Abstract Mechanical ventilators are widely used in intensive care. Even two decades ago they were be primarily mechanical devices whose "only" task was to inflate the patient’s lung. Recently, however, they have become equipped with powerful computers that provide sophisticated ventilator modes. Data provided by the ventilators are almost never downloaded, stored or analysed. The data is complex, high frequency and requires time-intensive scrutiny to review. Doctors do not have time to analyse these traces in a neonatal unit.

We are providing a simple and easy-to-interpret summary of 100Hz dual-channel ventilator data to improve the quality of care of young infants by time-poor staff. This involves signal processing, visualisation, building a gold standard and machine learning to segment breaths and summarise a baby's behaviour.

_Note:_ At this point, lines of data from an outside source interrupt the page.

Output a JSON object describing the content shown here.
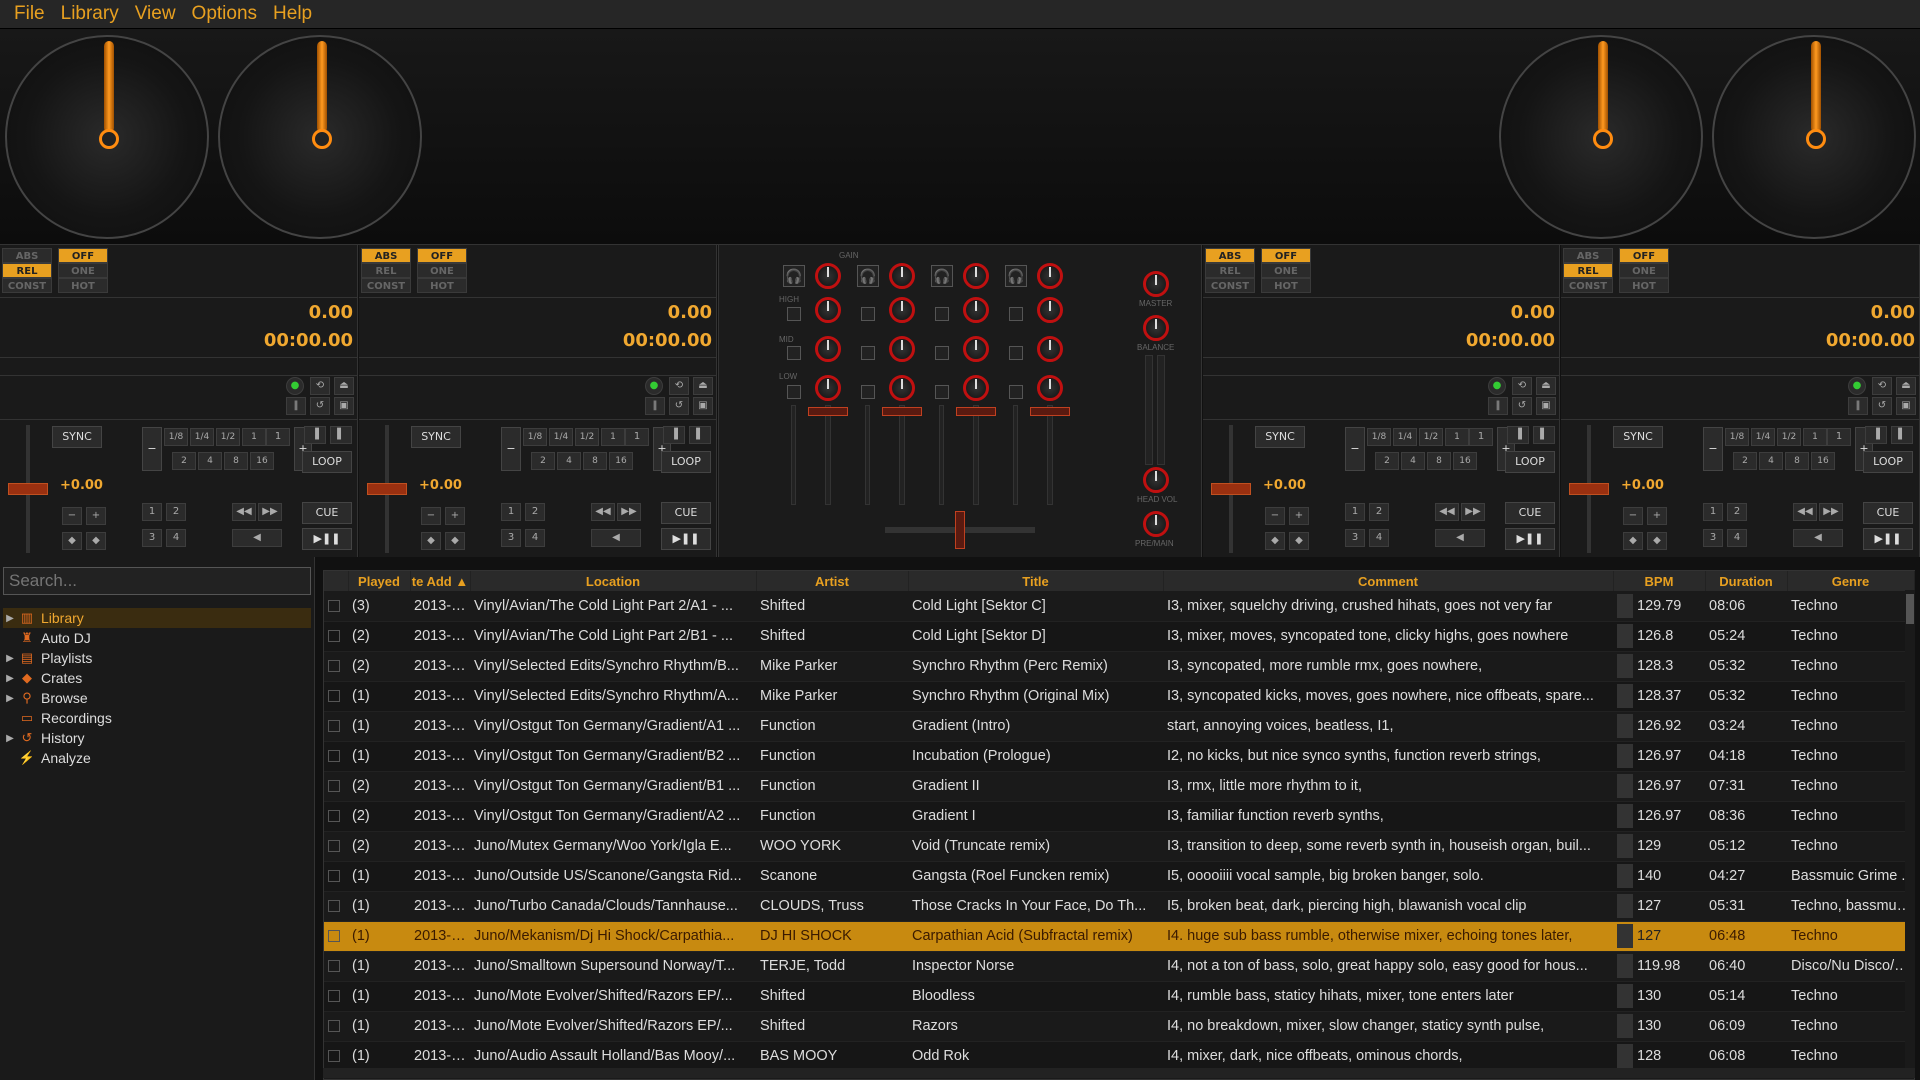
{
  "menu": {
    "file": "File",
    "library": "Library",
    "view": "View",
    "options": "Options",
    "help": "Help"
  },
  "colors": {
    "accent": "#e8a020",
    "selected_row": "#c88a10"
  },
  "decks": [
    {
      "mode_labels": [
        "ABS",
        "REL",
        "CONST"
      ],
      "cue_labels": [
        "OFF",
        "ONE",
        "HOT"
      ],
      "active_mode": "REL",
      "bpm": "0.00",
      "time": "00:00.00",
      "pitch": "+0.00",
      "sync": "SYNC",
      "loop": "LOOP",
      "cue": "CUE",
      "loop_sizes": [
        "1/8",
        "1/4",
        "1/2",
        "1",
        "2",
        "4",
        "8",
        "16"
      ],
      "hotcues": [
        "1",
        "2",
        "3",
        "4"
      ]
    },
    {
      "mode_labels": [
        "ABS",
        "REL",
        "CONST"
      ],
      "cue_labels": [
        "OFF",
        "ONE",
        "HOT"
      ],
      "active_mode": "ABS",
      "bpm": "0.00",
      "time": "00:00.00",
      "pitch": "+0.00",
      "sync": "SYNC",
      "loop": "LOOP",
      "cue": "CUE",
      "loop_sizes": [
        "1/8",
        "1/4",
        "1/2",
        "1",
        "2",
        "4",
        "8",
        "16"
      ],
      "hotcues": [
        "1",
        "2",
        "3",
        "4"
      ]
    },
    {
      "mode_labels": [
        "ABS",
        "REL",
        "CONST"
      ],
      "cue_labels": [
        "OFF",
        "ONE",
        "HOT"
      ],
      "active_mode": "ABS",
      "bpm": "0.00",
      "time": "00:00.00",
      "pitch": "+0.00",
      "sync": "SYNC",
      "loop": "LOOP",
      "cue": "CUE",
      "loop_sizes": [
        "1/8",
        "1/4",
        "1/2",
        "1",
        "2",
        "4",
        "8",
        "16"
      ],
      "hotcues": [
        "1",
        "2",
        "3",
        "4"
      ]
    },
    {
      "mode_labels": [
        "ABS",
        "REL",
        "CONST"
      ],
      "cue_labels": [
        "OFF",
        "ONE",
        "HOT"
      ],
      "active_mode": "REL",
      "bpm": "0.00",
      "time": "00:00.00",
      "pitch": "+0.00",
      "sync": "SYNC",
      "loop": "LOOP",
      "cue": "CUE",
      "loop_sizes": [
        "1/8",
        "1/4",
        "1/2",
        "1",
        "2",
        "4",
        "8",
        "16"
      ],
      "hotcues": [
        "1",
        "2",
        "3",
        "4"
      ]
    }
  ],
  "mixer": {
    "gain": "GAIN",
    "high": "HIGH",
    "mid": "MID",
    "low": "LOW",
    "master": "MASTER",
    "balance": "BALANCE",
    "head_vol": "HEAD VOL",
    "pre_main": "PRE/MAIN"
  },
  "sidebar": {
    "search_placeholder": "Search...",
    "items": [
      {
        "label": "Library",
        "icon": "library-icon",
        "arrow": "▶",
        "selected": true
      },
      {
        "label": "Auto DJ",
        "icon": "autodj-icon",
        "arrow": ""
      },
      {
        "label": "Playlists",
        "icon": "playlist-icon",
        "arrow": "▶"
      },
      {
        "label": "Crates",
        "icon": "crate-icon",
        "arrow": "▶"
      },
      {
        "label": "Browse",
        "icon": "search-icon",
        "arrow": "▶"
      },
      {
        "label": "Recordings",
        "icon": "recordings-icon",
        "arrow": ""
      },
      {
        "label": "History",
        "icon": "history-icon",
        "arrow": "▶"
      },
      {
        "label": "Analyze",
        "icon": "analyze-icon",
        "arrow": ""
      }
    ]
  },
  "table": {
    "columns": [
      "Played",
      "te Add ▲",
      "Location",
      "Artist",
      "Title",
      "Comment",
      "BPM",
      "Duration",
      "Genre"
    ],
    "rows": [
      [
        "(3)",
        "2013-0...",
        "Vinyl/Avian/The Cold Light Part 2/A1 - ...",
        "Shifted",
        "Cold Light [Sektor C]",
        "I3, mixer, squelchy driving, crushed hihats, goes not very far",
        "129.79",
        "08:06",
        "Techno"
      ],
      [
        "(2)",
        "2013-0...",
        "Vinyl/Avian/The Cold Light Part 2/B1 - ...",
        "Shifted",
        "Cold Light [Sektor D]",
        "I3, mixer, moves, syncopated tone, clicky highs, goes nowhere",
        "126.8",
        "05:24",
        "Techno"
      ],
      [
        "(2)",
        "2013-0...",
        "Vinyl/Selected Edits/Synchro Rhythm/B...",
        "Mike Parker",
        "Synchro Rhythm (Perc Remix)",
        "I3, syncopated, more rumble rmx, goes nowhere,",
        "128.3",
        "05:32",
        "Techno"
      ],
      [
        "(1)",
        "2013-0...",
        "Vinyl/Selected Edits/Synchro Rhythm/A...",
        "Mike Parker",
        "Synchro Rhythm (Original Mix)",
        "I3, syncopated kicks, moves, goes nowhere, nice offbeats, spare...",
        "128.37",
        "05:32",
        "Techno"
      ],
      [
        "(1)",
        "2013-0...",
        "Vinyl/Ostgut Ton Germany/Gradient/A1 ...",
        "Function",
        "Gradient (Intro)",
        "start, annoying voices, beatless, I1,",
        "126.92",
        "03:24",
        "Techno"
      ],
      [
        "(1)",
        "2013-0...",
        "Vinyl/Ostgut Ton Germany/Gradient/B2 ...",
        "Function",
        "Incubation (Prologue)",
        "I2, no kicks, but nice synco synths, function reverb strings,",
        "126.97",
        "04:18",
        "Techno"
      ],
      [
        "(2)",
        "2013-0...",
        "Vinyl/Ostgut Ton Germany/Gradient/B1 ...",
        "Function",
        "Gradient II",
        "I3, rmx, little more rhythm to it,",
        "126.97",
        "07:31",
        "Techno"
      ],
      [
        "(2)",
        "2013-0...",
        "Vinyl/Ostgut Ton Germany/Gradient/A2 ...",
        "Function",
        "Gradient I",
        "I3, familiar function reverb synths,",
        "126.97",
        "08:36",
        "Techno"
      ],
      [
        "(2)",
        "2013-0...",
        "Juno/Mutex Germany/Woo York/Igla E...",
        "WOO YORK",
        "Void (Truncate remix)",
        "I3, transition to deep, some reverb synth in, houseish organ, buil...",
        "129",
        "05:12",
        "Techno"
      ],
      [
        "(1)",
        "2013-0...",
        "Juno/Outside US/Scanone/Gangsta Rid...",
        "Scanone",
        "Gangsta (Roel Funcken remix)",
        "I5, ooooiiii vocal sample, big broken banger, solo.",
        "140",
        "04:27",
        "Bassmuic Grime ..."
      ],
      [
        "(1)",
        "2013-0...",
        "Juno/Turbo Canada/Clouds/Tannhause...",
        "CLOUDS, Truss",
        "Those Cracks In Your Face, Do Th...",
        "I5, broken beat, dark, piercing high, blawanish vocal clip",
        "127",
        "05:31",
        "Techno, bassmusic"
      ],
      [
        "(1)",
        "2013-0...",
        "Juno/Mekanism/Dj Hi Shock/Carpathia...",
        "DJ HI SHOCK",
        "Carpathian Acid (Subfractal remix)",
        "I4. huge sub bass rumble, otherwise mixer, echoing tones later,",
        "127",
        "06:48",
        "Techno"
      ],
      [
        "(1)",
        "2013-0...",
        "Juno/Smalltown Supersound Norway/T...",
        "TERJE, Todd",
        "Inspector Norse",
        "I4, not a ton of bass, solo, great happy solo, easy good for hous...",
        "119.98",
        "06:40",
        "Disco/Nu Disco/R..."
      ],
      [
        "(1)",
        "2013-0...",
        "Juno/Mote Evolver/Shifted/Razors EP/...",
        "Shifted",
        "Bloodless",
        "I4, rumble bass, staticy hihats, mixer, tone enters later",
        "130",
        "05:14",
        "Techno"
      ],
      [
        "(1)",
        "2013-0...",
        "Juno/Mote Evolver/Shifted/Razors EP/...",
        "Shifted",
        "Razors",
        "I4, no breakdown, mixer, slow changer, staticy synth pulse,",
        "130",
        "06:09",
        "Techno"
      ],
      [
        "(1)",
        "2013-0...",
        "Juno/Audio Assault Holland/Bas Mooy/...",
        "BAS MOOY",
        "Odd Rok",
        "I4, mixer, dark, nice offbeats, ominous chords,",
        "128",
        "06:08",
        "Techno"
      ]
    ],
    "selected_row": 11
  }
}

This builds on our talk at PyDataLondon Meetup 30 in January 2017. Our goal is to open source the research so that others can benefit from the processes that we develop. We invite feedback from the audience to help improve our methods.

Anyone interested in time series data, automated labeling, scikit-learn, Bokeh and medical applications will find this talk of interest. Both the highs and lows of our current approaches will be discussed.

This is a collaboration between Dr Gusztav Belteki (Cambridge University Hopsitals NHS Foundation Turst), Ian Ozsvald (ModelInsight) and Giles Weaver (ModelInsight).